Far off in the distance, a plane hummed its way across the sky.  
But from the town, from the road, came no sounds of life at all.

They walked a bit further down the highway to where the
barricade was set up, barring the curious from visiting tiny
Gateway.  Navigating through the sawhorses and sandbags,
they made a very pleasant if unexpected discovery.

Mulder stopped dead in his tracks.  "What the hell . . ."

There, tucked away behind tightly packed grove of evergreens
lay a small fleet of Hum-Vees, six in all.

"What are these doing here?" Scully murmured in confusion.
"Why park these so close to the road and then walk to town.
That makes no sense."

"Unless you weren't planning to go to town in the first place."

"What are you saying?"

"What if whoever was assigned to these trucks were doing
border patrol?" he said softly, his brow furrowed in thought.

She nodded slowly.  "To keep people out."

He looked pointedly at the truck lying nearby in the ditch.  
"Or to keep people in."

Scully sighed, her lips flattened.  "So where did everyone go?"

Her partner shook his head.  "I don't know."

The truck they had spied from above lay on its side, boxes
spilling out of its back.  It didn't look as if the vehicle had hit
anything, and any skid marks that might have told the story
of the accident had long since been covered by the snow.  

The two agents plodded carefully over to the back of it.  
Scully frowned when she read the lettering on the side of
the box at her feet.

RACAL.

She reached down and pulled at the tape sealing the box.  
Mulder reached down to help her, and together they
struggled with the box until one of the flaps gave way.

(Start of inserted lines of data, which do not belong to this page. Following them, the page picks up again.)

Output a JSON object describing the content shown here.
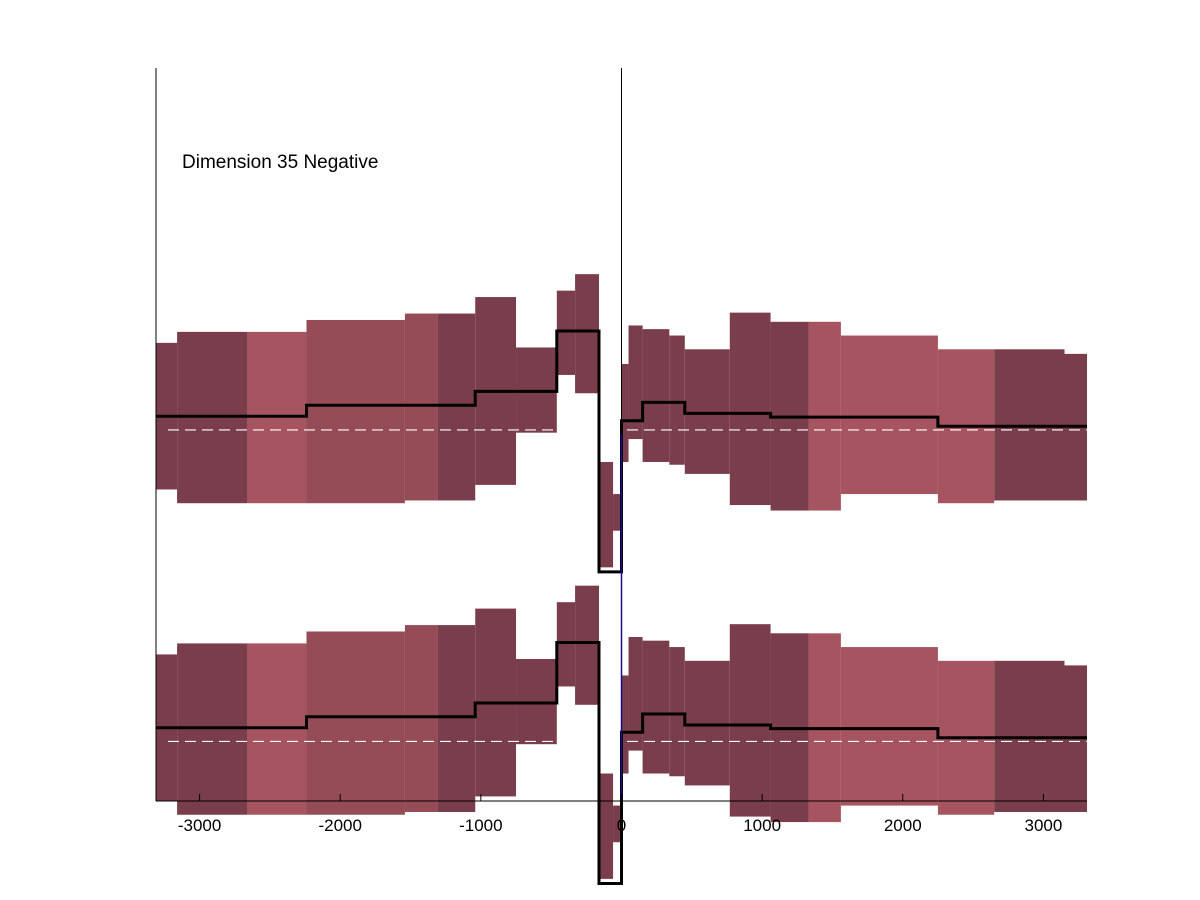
{
  "chart_data": {
    "type": "area",
    "title": "Dimension 35 Negative",
    "xlabel": "",
    "ylabel": "",
    "xlim": [
      -3310,
      3310
    ],
    "ylim": [
      -4.05,
      3.95
    ],
    "grid": false,
    "x_ticks": [
      -3000,
      -2000,
      -1000,
      0,
      1000,
      2000,
      3000
    ],
    "x_tick_labels": [
      "-3000",
      "-2000",
      "-1000",
      "0",
      "1000",
      "2000",
      "3000"
    ],
    "colors": {
      "band_dark": "#7a3d4c",
      "band_light": "#a65560",
      "band_mid": "#964c57",
      "mean_line": "#000000",
      "baseline": "#ffffff",
      "zero_line": "#1a0a8a"
    },
    "panels": [
      {
        "name": "upper",
        "offset": 0
      },
      {
        "name": "lower",
        "offset": -3.4
      }
    ],
    "bands": [
      {
        "x0": -3310,
        "x1": -3160,
        "lo": -0.65,
        "hi": 0.95,
        "shade": "dark"
      },
      {
        "x0": -3160,
        "x1": -2660,
        "lo": -0.8,
        "hi": 1.07,
        "shade": "dark"
      },
      {
        "x0": -2660,
        "x1": -2240,
        "lo": -0.8,
        "hi": 1.07,
        "shade": "light"
      },
      {
        "x0": -2240,
        "x1": -1540,
        "lo": -0.8,
        "hi": 1.2,
        "shade": "mid"
      },
      {
        "x0": -1540,
        "x1": -1310,
        "lo": -0.77,
        "hi": 1.27,
        "shade": "mid"
      },
      {
        "x0": -1310,
        "x1": -1040,
        "lo": -0.77,
        "hi": 1.27,
        "shade": "dark"
      },
      {
        "x0": -1040,
        "x1": -750,
        "lo": -0.6,
        "hi": 1.45,
        "shade": "dark"
      },
      {
        "x0": -750,
        "x1": -460,
        "lo": -0.03,
        "hi": 0.9,
        "shade": "dark"
      },
      {
        "x0": -460,
        "x1": -330,
        "lo": 0.6,
        "hi": 1.52,
        "shade": "dark"
      },
      {
        "x0": -330,
        "x1": -160,
        "lo": 0.4,
        "hi": 1.7,
        "shade": "dark"
      },
      {
        "x0": -160,
        "x1": -60,
        "lo": -1.5,
        "hi": -0.35,
        "shade": "dark"
      },
      {
        "x0": -60,
        "x1": 0,
        "lo": -1.1,
        "hi": -0.7,
        "shade": "dark"
      },
      {
        "x0": 0,
        "x1": 50,
        "lo": -0.35,
        "hi": 0.72,
        "shade": "dark"
      },
      {
        "x0": 50,
        "x1": 150,
        "lo": -0.1,
        "hi": 1.14,
        "shade": "dark"
      },
      {
        "x0": 150,
        "x1": 340,
        "lo": -0.35,
        "hi": 1.1,
        "shade": "dark"
      },
      {
        "x0": 340,
        "x1": 450,
        "lo": -0.38,
        "hi": 1.03,
        "shade": "dark"
      },
      {
        "x0": 450,
        "x1": 770,
        "lo": -0.48,
        "hi": 0.88,
        "shade": "dark"
      },
      {
        "x0": 770,
        "x1": 1060,
        "lo": -0.82,
        "hi": 1.28,
        "shade": "dark"
      },
      {
        "x0": 1060,
        "x1": 1330,
        "lo": -0.88,
        "hi": 1.18,
        "shade": "dark"
      },
      {
        "x0": 1330,
        "x1": 1560,
        "lo": -0.88,
        "hi": 1.18,
        "shade": "light"
      },
      {
        "x0": 1560,
        "x1": 2250,
        "lo": -0.7,
        "hi": 1.03,
        "shade": "light"
      },
      {
        "x0": 2250,
        "x1": 2650,
        "lo": -0.8,
        "hi": 0.88,
        "shade": "light"
      },
      {
        "x0": 2650,
        "x1": 3150,
        "lo": -0.77,
        "hi": 0.88,
        "shade": "dark"
      },
      {
        "x0": 3150,
        "x1": 3310,
        "lo": -0.77,
        "hi": 0.83,
        "shade": "dark"
      }
    ],
    "series": [
      {
        "name": "",
        "type": "step",
        "x": [
          -3310,
          -2240,
          -2240,
          -1040,
          -1040,
          -460,
          -460,
          -160,
          -160,
          0,
          0,
          150,
          150,
          450,
          450,
          1060,
          1060,
          2250,
          2250,
          3310
        ],
        "y": [
          0.15,
          0.15,
          0.27,
          0.27,
          0.42,
          0.42,
          1.08,
          1.08,
          -1.55,
          -1.55,
          0.1,
          0.1,
          0.3,
          0.3,
          0.18,
          0.18,
          0.14,
          0.14,
          0.04,
          0.04
        ]
      }
    ]
  }
}
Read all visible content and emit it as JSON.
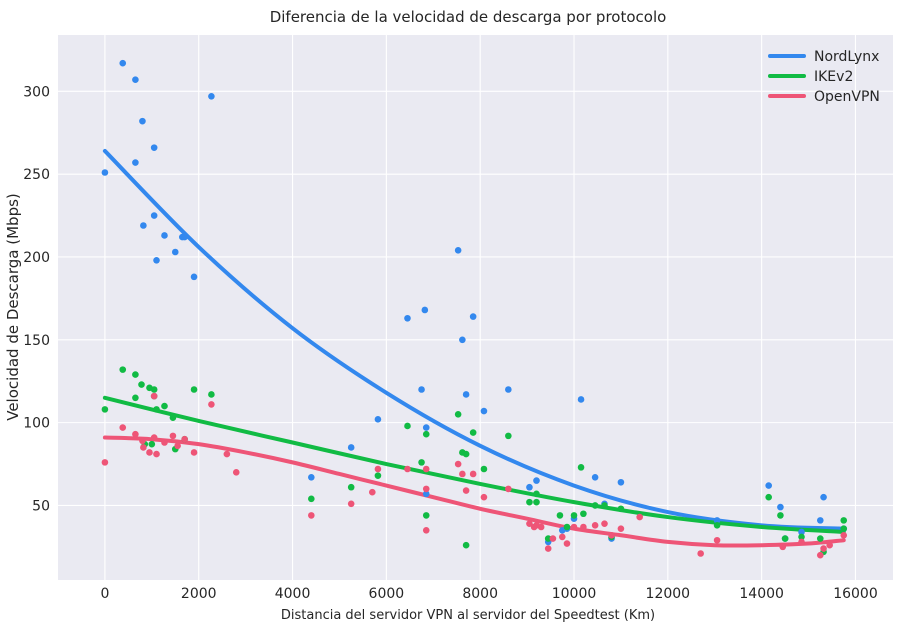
{
  "chart_data": {
    "type": "scatter",
    "title": "Diferencia de la velocidad de descarga por protocolo",
    "xlabel": "Distancia del servidor VPN al servidor del Speedtest (Km)",
    "ylabel": "Velocidad de Descarga (Mbps)",
    "xlim": [
      -1000,
      16800
    ],
    "ylim": [
      5,
      334
    ],
    "xticks": [
      0,
      2000,
      4000,
      6000,
      8000,
      10000,
      12000,
      14000,
      16000
    ],
    "yticks": [
      50,
      100,
      150,
      200,
      250,
      300
    ],
    "xtick_labels": [
      "0",
      "2000",
      "4000",
      "6000",
      "8000",
      "10000",
      "12000",
      "14000",
      "16000"
    ],
    "ytick_labels": [
      "50",
      "100",
      "150",
      "200",
      "250",
      "300"
    ],
    "grid": true,
    "legend_position": "top-right",
    "background": "#eaeaf2",
    "series": [
      {
        "name": "NordLynx",
        "color": "#3388ee",
        "points": [
          [
            0,
            251
          ],
          [
            380,
            317
          ],
          [
            650,
            307
          ],
          [
            650,
            257
          ],
          [
            800,
            282
          ],
          [
            820,
            219
          ],
          [
            1050,
            225
          ],
          [
            1050,
            266
          ],
          [
            1100,
            198
          ],
          [
            1270,
            213
          ],
          [
            1500,
            203
          ],
          [
            1650,
            212
          ],
          [
            1700,
            212
          ],
          [
            1900,
            188
          ],
          [
            2270,
            297
          ],
          [
            4400,
            67
          ],
          [
            5250,
            85
          ],
          [
            5820,
            102
          ],
          [
            6450,
            163
          ],
          [
            6750,
            120
          ],
          [
            6820,
            168
          ],
          [
            6850,
            97
          ],
          [
            6850,
            57
          ],
          [
            7530,
            204
          ],
          [
            7620,
            150
          ],
          [
            7700,
            117
          ],
          [
            7850,
            164
          ],
          [
            8080,
            107
          ],
          [
            8600,
            120
          ],
          [
            9050,
            61
          ],
          [
            9200,
            65
          ],
          [
            9450,
            28
          ],
          [
            9750,
            35
          ],
          [
            9850,
            36
          ],
          [
            10000,
            42
          ],
          [
            10150,
            114
          ],
          [
            10450,
            67
          ],
          [
            10650,
            51
          ],
          [
            10800,
            30
          ],
          [
            11000,
            64
          ],
          [
            13050,
            41
          ],
          [
            14150,
            62
          ],
          [
            14400,
            49
          ],
          [
            14500,
            30
          ],
          [
            14850,
            34
          ],
          [
            15250,
            41
          ],
          [
            15320,
            55
          ],
          [
            15750,
            36
          ]
        ],
        "trend": [
          [
            0,
            264
          ],
          [
            2000,
            206
          ],
          [
            4000,
            157
          ],
          [
            6000,
            118
          ],
          [
            8000,
            86
          ],
          [
            10000,
            62
          ],
          [
            12000,
            46
          ],
          [
            14000,
            38
          ],
          [
            15750,
            36
          ]
        ]
      },
      {
        "name": "IKEv2",
        "color": "#11bb44",
        "points": [
          [
            0,
            108
          ],
          [
            380,
            132
          ],
          [
            650,
            129
          ],
          [
            650,
            115
          ],
          [
            780,
            123
          ],
          [
            850,
            87
          ],
          [
            950,
            121
          ],
          [
            1000,
            87
          ],
          [
            1050,
            120
          ],
          [
            1050,
            116
          ],
          [
            1100,
            108
          ],
          [
            1270,
            110
          ],
          [
            1450,
            103
          ],
          [
            1500,
            84
          ],
          [
            1700,
            90
          ],
          [
            1900,
            120
          ],
          [
            2270,
            117
          ],
          [
            4400,
            54
          ],
          [
            5250,
            61
          ],
          [
            5820,
            68
          ],
          [
            6450,
            98
          ],
          [
            6750,
            76
          ],
          [
            6850,
            93
          ],
          [
            6850,
            44
          ],
          [
            7530,
            105
          ],
          [
            7620,
            82
          ],
          [
            7700,
            81
          ],
          [
            7700,
            26
          ],
          [
            7850,
            94
          ],
          [
            8080,
            72
          ],
          [
            8600,
            92
          ],
          [
            9050,
            52
          ],
          [
            9200,
            52
          ],
          [
            9200,
            57
          ],
          [
            9450,
            30
          ],
          [
            9700,
            44
          ],
          [
            9850,
            37
          ],
          [
            10000,
            44
          ],
          [
            10150,
            73
          ],
          [
            10200,
            45
          ],
          [
            10450,
            50
          ],
          [
            10650,
            50
          ],
          [
            10800,
            31
          ],
          [
            11000,
            48
          ],
          [
            13050,
            38
          ],
          [
            14150,
            55
          ],
          [
            14400,
            44
          ],
          [
            14500,
            30
          ],
          [
            14850,
            31
          ],
          [
            15250,
            30
          ],
          [
            15320,
            22
          ],
          [
            15750,
            41
          ],
          [
            15750,
            36
          ]
        ],
        "trend": [
          [
            0,
            115
          ],
          [
            2000,
            101
          ],
          [
            4000,
            88
          ],
          [
            6000,
            75
          ],
          [
            8000,
            63
          ],
          [
            10000,
            52
          ],
          [
            12000,
            43
          ],
          [
            14000,
            37
          ],
          [
            15750,
            34
          ]
        ]
      },
      {
        "name": "OpenVPN",
        "color": "#ee5577",
        "points": [
          [
            0,
            76
          ],
          [
            380,
            97
          ],
          [
            650,
            93
          ],
          [
            800,
            89
          ],
          [
            820,
            85
          ],
          [
            950,
            82
          ],
          [
            1050,
            91
          ],
          [
            1050,
            116
          ],
          [
            1100,
            81
          ],
          [
            1270,
            88
          ],
          [
            1450,
            92
          ],
          [
            1550,
            86
          ],
          [
            1700,
            90
          ],
          [
            1900,
            82
          ],
          [
            2270,
            111
          ],
          [
            2600,
            81
          ],
          [
            2800,
            70
          ],
          [
            4400,
            44
          ],
          [
            5250,
            51
          ],
          [
            5700,
            58
          ],
          [
            5820,
            72
          ],
          [
            6450,
            72
          ],
          [
            6850,
            72
          ],
          [
            6850,
            60
          ],
          [
            6850,
            35
          ],
          [
            7530,
            75
          ],
          [
            7620,
            69
          ],
          [
            7700,
            59
          ],
          [
            7850,
            69
          ],
          [
            8080,
            55
          ],
          [
            8600,
            60
          ],
          [
            9050,
            39
          ],
          [
            9150,
            37
          ],
          [
            9200,
            38
          ],
          [
            9300,
            37
          ],
          [
            9450,
            24
          ],
          [
            9550,
            30
          ],
          [
            9750,
            31
          ],
          [
            9850,
            27
          ],
          [
            10000,
            37
          ],
          [
            10200,
            37
          ],
          [
            10450,
            38
          ],
          [
            10650,
            39
          ],
          [
            10800,
            32
          ],
          [
            11000,
            36
          ],
          [
            11400,
            43
          ],
          [
            12700,
            21
          ],
          [
            13050,
            29
          ],
          [
            14450,
            25
          ],
          [
            14850,
            28
          ],
          [
            15250,
            20
          ],
          [
            15320,
            24
          ],
          [
            15450,
            26
          ],
          [
            15750,
            32
          ]
        ],
        "trend": [
          [
            0,
            91
          ],
          [
            1000,
            90
          ],
          [
            2000,
            87
          ],
          [
            3000,
            82
          ],
          [
            4000,
            76
          ],
          [
            5000,
            69
          ],
          [
            6000,
            62
          ],
          [
            7000,
            55
          ],
          [
            8000,
            48
          ],
          [
            9000,
            42
          ],
          [
            10000,
            36
          ],
          [
            11000,
            32
          ],
          [
            12000,
            28
          ],
          [
            13000,
            26
          ],
          [
            14000,
            26
          ],
          [
            15000,
            27
          ],
          [
            15750,
            29
          ]
        ]
      }
    ]
  }
}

It held an orange plastic suit with bubble helmet.  

"Mulder, this is a field bio-containment suit."

"Like what they were wearing when we got here?"

"Yes.  But this truck is headed =away= from town."  She
looked up at her partner.  The wind had ruffled his hair and
dried the sweat on his face.  He looked worried.

"Mulder," she said slowly, "put it on."

"What, the suit?"

"Yeah, the suit."  She began tearing at another box.  "I have a
very bad feeling about this."

Taking off the snowshoes and putting on the bulky plastic suit
was no easy task.  Scully was still wrestling with the Velcro
wrist and ankle closures on hers when Mulder called out from
the front of the truck, his voice muffled by the helmet, "Well,
I don't need a medical degree to tell you what killed this guy."

She picked her way through the snow to where Mulder stood,
peering into the cab of the truck.

The driver had been shot point blank in the side of the head.  
From the way the left side of his face was missing, brains
splattering the passenger seat, Scully guessed that someone had
put a gun to his temple and summarily executed the man.  What
had caused him to drive off the road into the ditch, however,
remained a mystery.

Mulder put a hand on her shoulder.  "Shot trying to escape?"

"Maybe.  But escape what exactly?"

He could only shake his head.

"We've got to get into town, Mulder."

"Quaint as these snowshoes are, it's at least a mile into Gateway.  
I vote for firing up one of these HumVees.  What do you think?"

Scully nodded.  The snowshoes could puncture their suits, anyhow,
and that simply wasn't an option.  "When was the last time you
hot-wired a Jeep?"

He grinned mischievously at her through the clear plastic mask.  
"I'm pleading the fifth.  But I think I can manage."